Schotz, the 41-year-old CEO of LMNOP (Leave My Name Off Productions), corners the freak-show stuff, concocting faster-paced versions of That's Incredible! His Fox series Guinness World Records: Primetime features oddities like worm-eating contests and the world's largest tumor, and his upcoming Fox special World's Most Shocking Medical Videos has footage of a woman's nose being regrown on her forehead. Schotz also makes the more wholesome Kids Say the Darndest Things and Behind Closed Doors with Joan Lunden. Lachman, who not long ago was known for creating Solid Gold and for winning an Emmy for his coverage of Macy's Thanksgiving Day Parade, is now branded with credits like Fox's When Animals Attack and its upcoming The World's Most Shocking Moments 2: Caught on Tape.

Despite the contributions of these four pioneers, the shockumentary genre is really the child of Mike Darnell, the Fox vice president of specials and alternative programming, who saved the network when it was drowning in failed sitcoms. In 1995, Darnell slotted Alien Autopsy: Fact or Fiction?, after which there was no turning back to Herman's Head. The next year, after seeing Nelson's World's Most Dangerous Animals, he persuaded Lachman to turn out the edgier When Animals Attack for sweeps. Now Darnell comes up with 75% of the ideas for Fox's reality specials, grateful that the phrases world's most and caught on tape aren't copyrighted. Thirty-six, 5-ft. tall, with curly, flowing hair, Darnell is unapologetic about his shows. "For years Dateline has unabashedly done survivor stories using the exact same footage that we use," he says. "In fact a couple of times they beat me to the punch for footage."

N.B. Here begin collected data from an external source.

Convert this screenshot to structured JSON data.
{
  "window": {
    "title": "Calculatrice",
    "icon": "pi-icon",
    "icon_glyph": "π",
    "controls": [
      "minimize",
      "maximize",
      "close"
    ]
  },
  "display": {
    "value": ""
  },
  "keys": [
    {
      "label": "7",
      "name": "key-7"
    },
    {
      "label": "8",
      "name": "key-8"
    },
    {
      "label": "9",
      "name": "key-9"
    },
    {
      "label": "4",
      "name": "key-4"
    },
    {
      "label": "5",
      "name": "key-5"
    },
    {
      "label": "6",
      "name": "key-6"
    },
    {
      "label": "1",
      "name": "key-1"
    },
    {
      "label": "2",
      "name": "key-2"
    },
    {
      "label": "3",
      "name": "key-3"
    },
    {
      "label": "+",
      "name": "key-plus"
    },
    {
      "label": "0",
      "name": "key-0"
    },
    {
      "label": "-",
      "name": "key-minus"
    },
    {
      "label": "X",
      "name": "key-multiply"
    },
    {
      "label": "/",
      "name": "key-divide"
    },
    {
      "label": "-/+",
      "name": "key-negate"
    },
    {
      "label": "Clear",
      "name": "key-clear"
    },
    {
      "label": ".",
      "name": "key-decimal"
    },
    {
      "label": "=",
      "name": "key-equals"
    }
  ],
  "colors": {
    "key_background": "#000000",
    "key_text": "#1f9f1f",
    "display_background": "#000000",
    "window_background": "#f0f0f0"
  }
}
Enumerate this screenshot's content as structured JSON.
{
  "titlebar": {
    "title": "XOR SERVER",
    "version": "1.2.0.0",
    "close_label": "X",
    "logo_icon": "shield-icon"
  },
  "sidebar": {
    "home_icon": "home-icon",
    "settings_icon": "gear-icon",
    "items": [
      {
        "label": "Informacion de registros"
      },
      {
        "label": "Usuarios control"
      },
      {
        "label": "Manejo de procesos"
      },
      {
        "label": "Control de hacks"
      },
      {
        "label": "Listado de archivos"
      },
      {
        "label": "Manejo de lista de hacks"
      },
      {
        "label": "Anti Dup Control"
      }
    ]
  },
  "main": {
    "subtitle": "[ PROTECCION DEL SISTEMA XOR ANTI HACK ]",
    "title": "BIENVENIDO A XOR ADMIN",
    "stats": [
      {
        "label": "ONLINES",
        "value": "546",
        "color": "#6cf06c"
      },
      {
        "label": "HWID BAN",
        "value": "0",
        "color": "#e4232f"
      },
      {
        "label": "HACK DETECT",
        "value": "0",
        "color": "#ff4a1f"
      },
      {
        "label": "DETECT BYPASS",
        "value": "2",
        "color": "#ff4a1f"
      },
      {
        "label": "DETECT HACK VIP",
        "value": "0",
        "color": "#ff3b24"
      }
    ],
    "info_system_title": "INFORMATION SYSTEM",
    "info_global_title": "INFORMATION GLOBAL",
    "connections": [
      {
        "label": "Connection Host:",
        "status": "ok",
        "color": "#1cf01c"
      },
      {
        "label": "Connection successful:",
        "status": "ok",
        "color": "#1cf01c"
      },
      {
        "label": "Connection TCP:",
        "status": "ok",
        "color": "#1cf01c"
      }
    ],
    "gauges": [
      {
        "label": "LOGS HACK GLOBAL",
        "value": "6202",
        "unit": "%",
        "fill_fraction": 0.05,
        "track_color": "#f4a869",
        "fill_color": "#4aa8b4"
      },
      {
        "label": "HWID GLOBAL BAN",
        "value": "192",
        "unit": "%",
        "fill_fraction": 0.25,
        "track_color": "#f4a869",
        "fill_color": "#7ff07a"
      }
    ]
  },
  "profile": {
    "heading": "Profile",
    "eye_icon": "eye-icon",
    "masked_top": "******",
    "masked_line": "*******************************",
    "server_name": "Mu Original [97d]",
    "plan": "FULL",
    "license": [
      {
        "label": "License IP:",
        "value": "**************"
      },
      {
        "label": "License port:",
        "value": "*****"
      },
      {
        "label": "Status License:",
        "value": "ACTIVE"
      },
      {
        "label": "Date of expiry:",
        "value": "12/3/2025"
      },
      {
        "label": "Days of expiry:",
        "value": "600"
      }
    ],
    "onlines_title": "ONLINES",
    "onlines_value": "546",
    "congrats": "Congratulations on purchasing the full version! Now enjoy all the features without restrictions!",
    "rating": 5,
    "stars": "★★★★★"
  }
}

But the Fox exec may have got all he can out of the clip-show format, even though the Spouses show does offer a very promising, Springeresque twist. The genre's leading producers are moving on to the next generation of really ridiculous programming: stunt TV. Nash is bringing back a version of the '50s show You Asked for It, only instead of viewers asking to see the vault at Fort Knox, they'll be treated to five-legged pigs and lady sumo wrestlers. Nelson's next project is Crash Test, in which producers pick things to blow up. (The first two ideas: exploding 1,000 parking meters and throwing a Corvette off a building.) Meanwhile, Lachman is working on a show in which he'll sink a ship and tape it going down in real time. By then, with luck, we'll all be watching cable.